All eight siblings lived through extraordinary times. My remaining uncle, Joe, told me his mom was known as a "Five-Star Mother," having sent five of her six sons to fight in World War II. They all survived that trauma and returned to Milwaukee to start their own families.
Before then, they all lived at 209 N. Jackson Street, Milwaukee, on what it is now the Summerfest Grounds. My dad told me how he used to swim naked in Lake Michigan during the summers. He also told me about living in this childhood house in Milwaukee. His eldest brother had his own room, as did their two sisters.
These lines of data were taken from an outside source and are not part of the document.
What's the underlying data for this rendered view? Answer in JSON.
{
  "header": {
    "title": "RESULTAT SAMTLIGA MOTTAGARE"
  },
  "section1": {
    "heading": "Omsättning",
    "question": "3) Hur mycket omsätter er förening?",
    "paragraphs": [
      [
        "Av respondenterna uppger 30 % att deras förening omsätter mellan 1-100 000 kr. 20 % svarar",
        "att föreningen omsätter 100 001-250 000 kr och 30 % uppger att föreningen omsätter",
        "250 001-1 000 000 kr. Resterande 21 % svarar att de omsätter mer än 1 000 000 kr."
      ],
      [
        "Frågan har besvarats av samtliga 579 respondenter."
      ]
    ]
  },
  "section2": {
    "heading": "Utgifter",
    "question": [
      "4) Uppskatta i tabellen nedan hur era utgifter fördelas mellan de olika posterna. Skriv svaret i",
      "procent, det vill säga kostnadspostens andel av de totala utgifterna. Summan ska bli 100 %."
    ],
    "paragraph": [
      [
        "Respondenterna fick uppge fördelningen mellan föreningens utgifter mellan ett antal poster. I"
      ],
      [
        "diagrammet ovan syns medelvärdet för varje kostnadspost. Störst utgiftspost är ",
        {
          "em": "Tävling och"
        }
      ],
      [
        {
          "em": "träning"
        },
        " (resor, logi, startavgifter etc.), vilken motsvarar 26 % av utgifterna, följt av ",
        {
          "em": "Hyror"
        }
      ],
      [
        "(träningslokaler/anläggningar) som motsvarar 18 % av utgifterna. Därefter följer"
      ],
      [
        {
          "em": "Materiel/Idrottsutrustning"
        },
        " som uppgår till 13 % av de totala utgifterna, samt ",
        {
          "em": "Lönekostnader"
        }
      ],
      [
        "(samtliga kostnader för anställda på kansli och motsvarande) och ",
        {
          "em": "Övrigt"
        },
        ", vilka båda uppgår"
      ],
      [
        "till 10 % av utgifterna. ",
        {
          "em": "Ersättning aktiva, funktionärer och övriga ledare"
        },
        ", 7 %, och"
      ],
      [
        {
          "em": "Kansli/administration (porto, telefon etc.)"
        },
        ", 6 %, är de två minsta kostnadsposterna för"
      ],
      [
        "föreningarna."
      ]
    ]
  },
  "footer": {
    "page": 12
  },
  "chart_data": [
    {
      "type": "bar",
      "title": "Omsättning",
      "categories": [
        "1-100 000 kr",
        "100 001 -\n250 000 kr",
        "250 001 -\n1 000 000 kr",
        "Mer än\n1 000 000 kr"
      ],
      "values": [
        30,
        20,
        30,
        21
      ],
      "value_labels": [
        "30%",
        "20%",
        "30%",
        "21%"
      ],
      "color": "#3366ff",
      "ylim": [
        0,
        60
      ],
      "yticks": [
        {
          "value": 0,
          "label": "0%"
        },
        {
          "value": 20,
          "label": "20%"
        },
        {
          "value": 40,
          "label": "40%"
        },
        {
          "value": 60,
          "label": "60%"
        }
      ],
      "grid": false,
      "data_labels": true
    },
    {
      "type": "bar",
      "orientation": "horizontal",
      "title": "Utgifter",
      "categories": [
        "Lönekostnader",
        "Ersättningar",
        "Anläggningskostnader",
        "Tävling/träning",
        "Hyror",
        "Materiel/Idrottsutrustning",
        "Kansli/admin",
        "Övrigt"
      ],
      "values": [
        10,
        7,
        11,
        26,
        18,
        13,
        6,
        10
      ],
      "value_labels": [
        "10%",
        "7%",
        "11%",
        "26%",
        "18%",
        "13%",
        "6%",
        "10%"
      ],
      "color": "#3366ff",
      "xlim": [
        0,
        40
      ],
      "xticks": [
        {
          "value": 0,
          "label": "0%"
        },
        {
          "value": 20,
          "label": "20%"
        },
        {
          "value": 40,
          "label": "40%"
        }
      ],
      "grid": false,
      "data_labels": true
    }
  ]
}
The other five boys shared a single bedroom!
Although their father was a fisherman, and later in Milwaukee, a foundry worker, the sons all pursued different occupations. Mail carrier, plumber, iron worker, factory worker, bar owner and public works director. No radio reporters!
The boys (except my dad) soon tired of Milwaukee's ice cold weather and headed for Florida, although one brother, Uncle John, went west to Las Vegas. I remember deep tans on all of them, especially my Uncle Tony. My dad, on the other hand, stayed put. He loved Milwaukee and took the winters in stride.
My father's family is on a different journey now, soon to be re-united spiritually, after 107 years in this country. My grandfather came here, according to Ellis Island records, with less than $50 in his pocket and could not speak English. My father rightly described him as a pioneer. Indeed he was.
With his youngest son about to pass, it is heart breaking, but incredulous, too.